After each game, Cannon produces a ten-page report completely breaking down the game analytically. The report takes between ten and twelve hours to complete. One of his main responsibilities is to determine which lineup combinations work best. Over time, Cannon has developed a series of substitution rules designed to maximize the team's performance. During the offseason, he plans to study what practice drills led to better game play. "He thinks of things like that all the time that are completely out of the box," remarked Stevens.

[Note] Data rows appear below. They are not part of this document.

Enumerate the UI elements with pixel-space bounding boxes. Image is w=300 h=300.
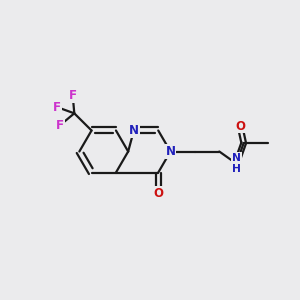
Text: N: N	[129, 124, 139, 137]
Text: F: F	[69, 89, 77, 102]
Text: F: F	[56, 118, 64, 131]
Text: N: N	[166, 145, 176, 158]
Text: O: O	[153, 187, 163, 200]
Text: N
H: N H	[232, 153, 241, 174]
Text: F: F	[53, 100, 61, 114]
Text: O: O	[235, 119, 245, 133]
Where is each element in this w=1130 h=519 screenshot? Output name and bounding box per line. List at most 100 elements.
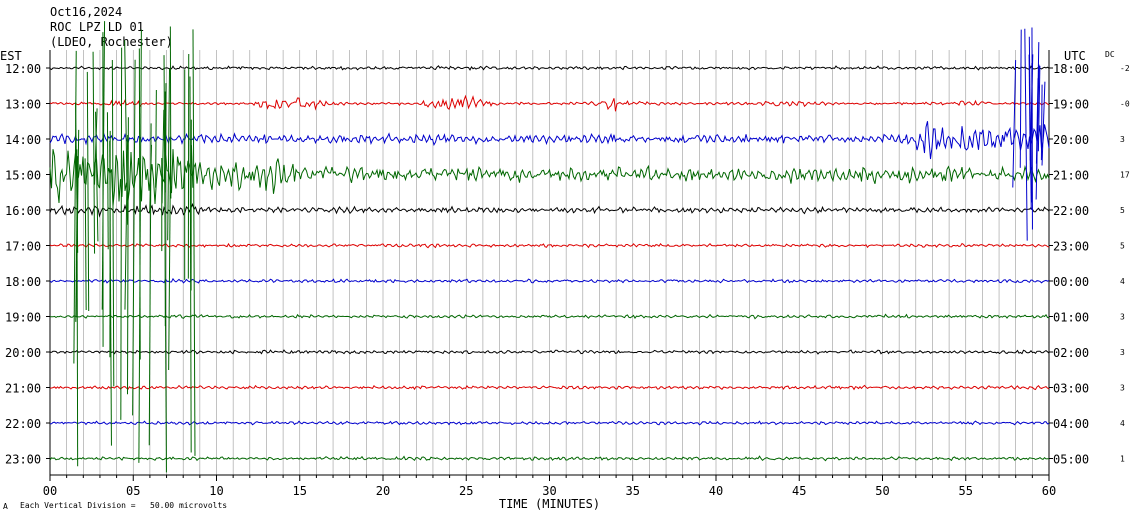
- utc-hour-label: 20:00: [1053, 133, 1089, 147]
- dc-offset-label: 3: [1120, 348, 1125, 357]
- dc-offset-label: 4: [1120, 277, 1125, 286]
- seismic-trace: [192, 29, 196, 456]
- dc-offset-label: 3: [1120, 313, 1125, 322]
- grid-lines: [66, 50, 1033, 475]
- seismic-trace: [49, 420, 1050, 426]
- utc-axis-label: UTC: [1064, 49, 1086, 63]
- x-tick-label: 50: [875, 484, 889, 498]
- est-hour-label: 19:00: [5, 311, 41, 325]
- seismic-trace: [49, 277, 1050, 284]
- seismic-trace: [49, 149, 1050, 207]
- est-hour-label: 16:00: [5, 204, 41, 218]
- est-hour-label: 12:00: [5, 62, 41, 76]
- seismic-trace: [127, 117, 129, 395]
- seismic-trace: [49, 313, 1050, 320]
- seismic-trace: [49, 384, 1050, 391]
- utc-hour-label: 23:00: [1053, 240, 1089, 254]
- seismic-trace: [1036, 42, 1040, 172]
- seismic-trace: [163, 55, 167, 473]
- scale-note: Each Vertical Division = 50.00 microvolt…: [20, 501, 228, 510]
- dc-offset-label: 3: [1120, 135, 1125, 144]
- x-tick-label: 20: [376, 484, 390, 498]
- seismic-trace: [92, 51, 96, 254]
- seismic-trace: [49, 349, 1050, 355]
- corner-mark: A: [3, 502, 8, 511]
- seismic-trace: [111, 60, 115, 387]
- utc-hour-label: 03:00: [1053, 382, 1089, 396]
- est-axis-label: EST: [0, 49, 22, 63]
- utc-hour-label: 04:00: [1053, 417, 1089, 431]
- est-hour-label: 15:00: [5, 169, 41, 183]
- seismic-trace: [189, 76, 192, 453]
- utc-hour-label: 05:00: [1053, 453, 1089, 467]
- utc-hour-label: 21:00: [1053, 169, 1089, 183]
- seismic-trace: [49, 202, 1050, 218]
- seismic-trace: [49, 94, 1050, 112]
- est-hour-label: 21:00: [5, 382, 41, 396]
- est-hour-label: 23:00: [5, 453, 41, 467]
- seismic-trace: [161, 109, 165, 204]
- seismic-trace: [84, 158, 87, 310]
- x-tick-label: 25: [459, 484, 473, 498]
- utc-hour-label: 18:00: [1053, 62, 1089, 76]
- seismic-trace: [169, 26, 172, 199]
- x-tick-label: 05: [126, 484, 140, 498]
- seismic-trace: [120, 47, 123, 420]
- seismic-trace: [164, 83, 167, 193]
- dc-offset-label: -2: [1120, 64, 1130, 73]
- seismic-trace: [1037, 65, 1041, 152]
- x-tick-label: 00: [43, 484, 57, 498]
- utc-hour-label: 02:00: [1053, 346, 1089, 360]
- est-hour-label: 13:00: [5, 98, 41, 112]
- dc-offset-label: -0: [1120, 100, 1130, 109]
- seismic-trace: [86, 71, 90, 311]
- est-hour-label: 17:00: [5, 240, 41, 254]
- x-tick-label: 40: [709, 484, 723, 498]
- dc-offset-label: 1: [1120, 455, 1125, 464]
- dc-column-label: DC: [1105, 50, 1115, 59]
- seismic-trace: [49, 65, 1050, 71]
- seismic-trace: [138, 48, 141, 360]
- seismic-trace: [132, 59, 136, 416]
- seismic-trace: [1040, 84, 1043, 161]
- x-tick-label: 10: [209, 484, 223, 498]
- seismic-trace: [49, 455, 1050, 462]
- dc-offset-label: 17: [1120, 171, 1130, 180]
- x-axis-label: TIME (MINUTES): [499, 497, 600, 511]
- chart-date: Oct16,2024: [50, 5, 123, 19]
- utc-hour-label: 19:00: [1053, 98, 1089, 112]
- est-hour-label: 18:00: [5, 275, 41, 289]
- x-tick-label: 15: [293, 484, 307, 498]
- dc-offset-label: 5: [1120, 242, 1125, 251]
- seismic-trace: [75, 129, 80, 318]
- x-tick-label: 30: [542, 484, 556, 498]
- seismic-trace: [155, 89, 157, 188]
- seismic-trace: [106, 112, 109, 250]
- x-tick-label: 55: [959, 484, 973, 498]
- seismic-trace: [190, 145, 194, 188]
- seismic-trace: [167, 68, 171, 241]
- utc-hour-label: 01:00: [1053, 311, 1089, 325]
- seismic-trace: [1041, 81, 1046, 166]
- seismic-trace: [124, 135, 129, 310]
- seismic-trace: [49, 121, 1050, 160]
- x-tick-label: 60: [1042, 484, 1056, 498]
- network-name: (LDEO, Rochester): [50, 35, 173, 49]
- x-tick-label: 45: [792, 484, 806, 498]
- seismic-trace: [1012, 60, 1017, 188]
- seismic-trace: [94, 108, 98, 185]
- est-hour-label: 20:00: [5, 346, 41, 360]
- seismic-trace: [148, 123, 152, 446]
- x-tick-label: 35: [626, 484, 640, 498]
- est-hour-label: 22:00: [5, 417, 41, 431]
- dc-offset-label: 4: [1120, 419, 1125, 428]
- seismic-trace: [73, 50, 77, 364]
- dc-offset-label: 3: [1120, 384, 1125, 393]
- station-code: ROC LPZ LD 01: [50, 20, 144, 34]
- seismic-trace: [1028, 54, 1031, 171]
- utc-hour-label: 22:00: [1053, 204, 1089, 218]
- seismic-trace: [1019, 29, 1022, 168]
- utc-hour-label: 00:00: [1053, 275, 1089, 289]
- seismic-trace: [1024, 28, 1028, 241]
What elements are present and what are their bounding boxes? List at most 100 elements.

In his first year at Butler, Cannon made a strong impression. Stevens called Cannon's work on lineup and substitution patterns "very impactful" and said "He's really an invaluable resource." Assistant coach Michael Lewis, a former doubter in the value of statistical analysis, has been persuaded by Cannon's work. When asked what changed his mind, Lewis replied "He hasn't been wrong". After the season, Butler created a new position, "basketball analyst", specifically for Cannon. Stevens said he did not know of any other team to have such a position, but "there is one now."

In July 2013, Stevens left Butler to become the new head coach of the Boston Celtics. One of his first decisions as coach was to hire Cannon, although his role was not immediately defined. Stevens said that's the way he wants it, remarking "I like the idea that it’s not really defined ... I don’t want it to be restraining at all."

Cannon is hesitant to take credit for advancing the statistical movement in basketball, saying "Hopefully I don't screw it up and other teams think it's a good idea still." Others have been less hesitant. Telep jokes that he will surely work for Cannon someday. "You don't put limits on people like him", he explains. Ken Pomeroy sees a bright future for Cannon. "Certainly he's going to be the guy people look at in the next 10 years who want to get into this business." he remarked. According to Pomeroy:

What makes Drew special, and this shouldn't be taken lightly, is that he's good at crunching numbers and he's good at interpreting those numbers in a way that a coach can understand, sensibly and rationally. He knows his role in informing a coach's opinion. For a guy to do that at 22 is pretty outrageous.

Telep, meanwhile, has retired the internship position, believing he would never find talent comparable to Cannon's.